David Kelvin, professor de microbiologia e imunologia da Universidade Dalhousie (no Canadá), indicou ao site canadiano Global News que a reinfecção é “improvável” e que podem existir muitas explicações para estes casos, nomeadamente a de que os indivíduos nunca terem eliminado completamente o vírus ou o uso de kits de testes defeituosos.
Num artigo de opinião no jornal norte-americano The New York Times, a epidemiologista Greta Bauer também explorou esta questão e referiu que estes “aparentes casos de reinfecção” podem ter entrado em remissão e depois ter tido uma recaída ou, ainda, que houve testes com falsos negativos. “Contudo, os investigadores precisam de mais tempo para descobrir o que está a acontecer a estes doentes e as suas implicações.” Greta Bauer especula que, mesmo que se conclua que a reinfecção não possa ocorrer logo após a recuperação, isso poderá acontecer mais tarde se a imunidade for só sazonal. “Se a reinfecção é realmente possível, precisamos de saber se isso resultará numa forma da doença mais leve ou grave.”
O cientista Peter Openshaw assinalou ainda na revista New Scientist que (no pior dos cenários) alguns vírus da família dos coronavírus tendem a induzir a imunidade de duração relativamente de curta – de cerca de três meses.
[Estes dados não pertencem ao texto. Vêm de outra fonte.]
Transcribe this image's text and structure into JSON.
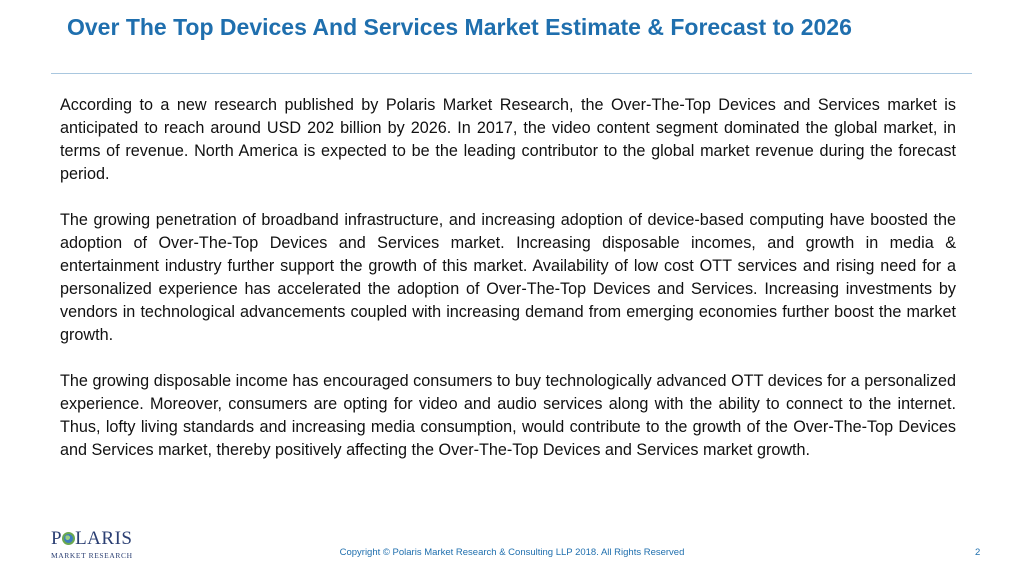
{
  "slide": {
    "title": "Over The Top Devices And Services Market Estimate & Forecast to 2026",
    "paragraphs": [
      "According to a new research published by Polaris Market Research, the Over-The-Top Devices and Services market is anticipated to reach around USD 202 billion by 2026. In 2017, the video content segment dominated the global market, in terms of revenue. North America is expected to be the leading contributor to the global market revenue during the forecast period.",
      "The growing penetration of broadband infrastructure, and increasing adoption of device-based computing have boosted the adoption of Over-The-Top Devices and Services market. Increasing disposable incomes, and growth in media & entertainment industry further support the growth of this market. Availability of low cost OTT services and rising need for a personalized experience has accelerated the adoption of Over-The-Top Devices and Services. Increasing investments by vendors in technological advancements coupled with increasing demand from emerging economies further boost the market growth.",
      "The growing disposable income has encouraged consumers to buy technologically advanced OTT devices for a personalized experience. Moreover, consumers are opting for video and audio services along with the ability to connect to the internet. Thus, lofty living standards and increasing media consumption, would contribute to the growth of the Over-The-Top Devices and Services market, thereby positively affecting the Over-The-Top Devices and Services market growth."
    ]
  },
  "footer": {
    "logo_word_start": "P",
    "logo_word_end": "LARIS",
    "logo_subtitle": "MARKET RESEARCH",
    "copyright": "Copyright © Polaris Market Research & Consulting LLP 2018. All Rights Reserved",
    "page_number": "2"
  },
  "colors": {
    "title": "#1f6fae",
    "body_text": "#111111",
    "logo": "#2b3f73"
  },
  "icons": {
    "logo_mark": "globe-icon"
  }
}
Quanto a este vírus, o investigador do Imperial College de Londres adverte que ainda não sabemos quanto durará e que é preciso mais investigação às pessoas que recuperaram.
Martin Hibberd (da Escola de Higiene e Medicina Tropical de Londres), por sua vez, dá um tom optimista a esta questão: “As provas são cada vez mais convincentes de que a infecção pelo SARS-CoV-2 leva a uma resposta de anticorpos que é protectora. Embora precisemos de mais provas, é improvável que as pessoas que recuperaram sejam infectadas com SARS-CoV-2 outra vez.”